Graffiti near the Selaron Staircase
Blog Post Type: Expert Opinion Piece
When I rode into Rio de Janeiro, a bit jet lagged and groggy, the city startled me to attention. What was going on? There was artwork everywhere. Huge murals covered walls and sides of buildings. Small caricatures sprang out of doorways and bus stops. This was unlike any graffiti I’d ever seen and for good reason.
Rio de Janeiro Graffiti Legalized
Photo: Matthew Beattie via Trover
Almost 20 years ago taggers were everywhere and no buildings were safe from their wild flair in Rio de Janeiro. Graffiti covered the city in a chaotic mash of color and texture. In a decidedly Brazilian way, the city leaders held a colorful competition. They choose 35 graffiti artists to showcase their local styles and in 1999 the “Nao pixe, grafite” (Don’t tag, graffiti) project was born. Ten years later they went a step further and legalized graffiti with a caveat, the artwork had to be approved by building owners.
And so today as visitors enter the city the results surround them. Streets are embellished with huge murals, smaller pieces pop out of doorways and lintels. The work is stunning and yes, some tagging remains, marring at best or outright ruining the work sanctioned by neighborhoods, but they’re in the minority.
Sanctioned graffiti near the Botanical Gardens
Building owners who might not be able to afford to beautify their spaces benefit. The commissioned art prevents tagging and it builds pride into neighborhoods. Some artists are rightly proud of their work, signing walls and inviting viewers to their Facebook galleries.
Brazilian graffiti art is considered among the most significant strand[s] of a global urban art movement, and its diversity defies the increasing homogeneity of world graffiti. – Design Week
Street art in Rio de Janeiro is currently having its “moment.” Rio’s street artists are being invited to leave their mark on foreign cities. Graffiti artists from around the world are coming to the city to show their work and get involved in the Carioca (adopted) movement.

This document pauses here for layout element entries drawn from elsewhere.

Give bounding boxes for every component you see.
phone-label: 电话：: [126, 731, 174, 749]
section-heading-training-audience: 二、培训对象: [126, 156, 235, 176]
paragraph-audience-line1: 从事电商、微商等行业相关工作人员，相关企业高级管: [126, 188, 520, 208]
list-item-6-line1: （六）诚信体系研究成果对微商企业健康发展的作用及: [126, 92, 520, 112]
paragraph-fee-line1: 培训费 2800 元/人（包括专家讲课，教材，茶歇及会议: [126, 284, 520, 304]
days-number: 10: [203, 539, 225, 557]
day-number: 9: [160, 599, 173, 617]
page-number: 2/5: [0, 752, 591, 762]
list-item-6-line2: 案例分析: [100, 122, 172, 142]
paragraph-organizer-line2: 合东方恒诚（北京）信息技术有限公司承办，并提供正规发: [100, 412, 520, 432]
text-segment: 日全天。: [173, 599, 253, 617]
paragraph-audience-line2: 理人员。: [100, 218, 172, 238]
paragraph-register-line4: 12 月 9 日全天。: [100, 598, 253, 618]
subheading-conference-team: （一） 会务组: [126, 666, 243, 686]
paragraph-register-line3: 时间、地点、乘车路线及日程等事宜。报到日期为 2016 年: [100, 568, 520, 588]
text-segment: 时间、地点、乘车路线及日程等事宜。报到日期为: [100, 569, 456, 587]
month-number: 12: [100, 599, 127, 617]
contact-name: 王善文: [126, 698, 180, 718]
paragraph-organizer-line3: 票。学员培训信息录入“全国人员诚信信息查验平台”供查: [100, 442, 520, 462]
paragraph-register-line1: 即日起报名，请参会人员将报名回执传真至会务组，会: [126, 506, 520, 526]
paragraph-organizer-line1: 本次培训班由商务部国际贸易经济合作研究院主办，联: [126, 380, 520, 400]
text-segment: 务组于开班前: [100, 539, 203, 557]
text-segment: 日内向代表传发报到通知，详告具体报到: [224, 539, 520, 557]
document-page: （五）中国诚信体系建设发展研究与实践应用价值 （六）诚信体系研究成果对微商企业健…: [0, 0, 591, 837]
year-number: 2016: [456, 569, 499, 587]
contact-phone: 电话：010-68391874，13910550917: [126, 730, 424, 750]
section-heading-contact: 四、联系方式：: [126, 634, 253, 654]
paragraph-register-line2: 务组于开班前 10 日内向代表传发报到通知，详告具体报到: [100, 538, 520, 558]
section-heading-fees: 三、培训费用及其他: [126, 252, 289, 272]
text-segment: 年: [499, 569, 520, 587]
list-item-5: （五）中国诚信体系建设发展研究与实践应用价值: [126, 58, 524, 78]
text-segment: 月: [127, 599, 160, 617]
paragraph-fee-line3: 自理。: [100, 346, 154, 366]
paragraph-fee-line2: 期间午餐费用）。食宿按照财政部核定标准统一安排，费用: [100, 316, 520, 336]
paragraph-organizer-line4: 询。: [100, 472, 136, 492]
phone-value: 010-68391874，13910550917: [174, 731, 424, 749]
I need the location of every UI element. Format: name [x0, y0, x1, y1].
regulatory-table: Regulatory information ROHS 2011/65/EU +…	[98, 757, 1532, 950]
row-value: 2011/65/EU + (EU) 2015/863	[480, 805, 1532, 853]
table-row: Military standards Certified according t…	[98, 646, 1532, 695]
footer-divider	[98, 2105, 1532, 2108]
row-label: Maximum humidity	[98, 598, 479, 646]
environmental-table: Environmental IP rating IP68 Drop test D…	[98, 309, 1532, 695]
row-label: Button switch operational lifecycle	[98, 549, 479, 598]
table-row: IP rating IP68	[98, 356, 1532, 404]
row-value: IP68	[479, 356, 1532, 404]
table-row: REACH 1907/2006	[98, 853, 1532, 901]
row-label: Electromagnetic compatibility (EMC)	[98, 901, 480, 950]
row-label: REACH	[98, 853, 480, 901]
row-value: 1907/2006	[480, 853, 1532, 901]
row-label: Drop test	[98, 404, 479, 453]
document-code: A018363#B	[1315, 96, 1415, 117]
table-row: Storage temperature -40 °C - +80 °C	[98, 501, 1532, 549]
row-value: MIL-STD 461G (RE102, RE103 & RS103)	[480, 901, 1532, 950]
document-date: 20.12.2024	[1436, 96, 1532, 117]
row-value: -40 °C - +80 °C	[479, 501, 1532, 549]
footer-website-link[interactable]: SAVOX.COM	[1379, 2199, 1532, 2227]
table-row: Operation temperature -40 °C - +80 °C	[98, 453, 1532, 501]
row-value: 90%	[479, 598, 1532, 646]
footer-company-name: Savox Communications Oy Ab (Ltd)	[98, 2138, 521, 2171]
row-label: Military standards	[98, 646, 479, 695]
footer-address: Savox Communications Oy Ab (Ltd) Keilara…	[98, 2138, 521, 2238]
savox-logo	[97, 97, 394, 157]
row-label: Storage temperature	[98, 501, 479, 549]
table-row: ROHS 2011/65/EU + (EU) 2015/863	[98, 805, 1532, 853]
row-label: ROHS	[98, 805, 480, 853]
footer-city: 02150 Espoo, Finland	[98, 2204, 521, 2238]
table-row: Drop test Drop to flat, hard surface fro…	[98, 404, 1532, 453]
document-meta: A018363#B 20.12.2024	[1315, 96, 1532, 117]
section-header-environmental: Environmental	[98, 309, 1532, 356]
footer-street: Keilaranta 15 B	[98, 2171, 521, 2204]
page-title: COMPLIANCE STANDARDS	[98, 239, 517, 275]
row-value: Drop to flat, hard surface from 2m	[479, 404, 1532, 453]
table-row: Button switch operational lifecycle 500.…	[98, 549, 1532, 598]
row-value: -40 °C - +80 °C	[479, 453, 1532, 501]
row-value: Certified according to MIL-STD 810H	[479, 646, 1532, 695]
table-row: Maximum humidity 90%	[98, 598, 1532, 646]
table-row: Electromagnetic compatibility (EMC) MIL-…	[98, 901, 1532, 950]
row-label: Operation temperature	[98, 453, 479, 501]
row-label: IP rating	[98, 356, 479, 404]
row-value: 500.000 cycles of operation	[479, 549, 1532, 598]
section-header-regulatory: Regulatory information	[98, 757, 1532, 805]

A popular photo stop – the Selaron Staircase
One of the proudest pieces is rendered in a more substantial medium than paint and spray. The Chilean tile artist and painter, Jorge Selaron, adopted Rio as his home. A world traveler, Selaron gathered tiles and pieces from his journeys. He scavenged construction and building demolition sites. Nearly penniless in 1983, he moved into rooms on the steep hillside above the raucous neighborhood of Lapa. Music streamed out onto the streets. The district was rife with bars, brothels and beggars when he began the biggest project of his life. It transformed him and the neighborhood. He became famous for signing his work with his huge mustache and a pregnant belly. At first it’s shocking but perhaps that was his intention. Selaron was concerned about the future of Brazil and especially its women.
Homage to Selaron with his famous mustache and pregnant belly.
The Staircase today
The Selaron stairs are a tourist destination. The steps have been featured in music videos and feature films. Sadly Jorge Selaron wasn’t able to transform his life out of poverty and was found dead from suspicious circumstances in 2013. The city mourned his passing and adopted him as an honorary Rio resident or Carioca.
From the moment I first saw a picture of the Selaron Staircase, I had to see it in person. The passion it took to create it was overpowering on the steamy morning that I finally stepped to the top. This enduring piece of Rio de Janeiro’s street art is tied to the heart of the city. Now it’s part of mine too.
If you go:
- I found it easiest to navigate the neighborhoods and use time most efficiently by joining a small group tour. Consider going with a guide or take a tour to find Rio’s graffiti.
- Plan your flight to Rio de Janeiro and stay close to the areas with the most artwork.
Written as part of the Hipmunk Destination series. Opinions are my own.
I had no idea graffiti art was this abundant in Rio! What a great idea to legalize it, beautify neighborhoods and bring international artists together. Thanks for sharing!
You are welcome, Jen. The graffiti in Rio just knocked me out. Very cool that it’s sanctioned and supported indeed.
I think regulating graffiti is a wise decision. At least they can regulate it. And honestly, what I see in your photos can’t be called ‘graffiti’ anymore. It’s actually beautiful street art.
Thanks and yes, I thought most of the street art I saw was far better than anything I’d seen before.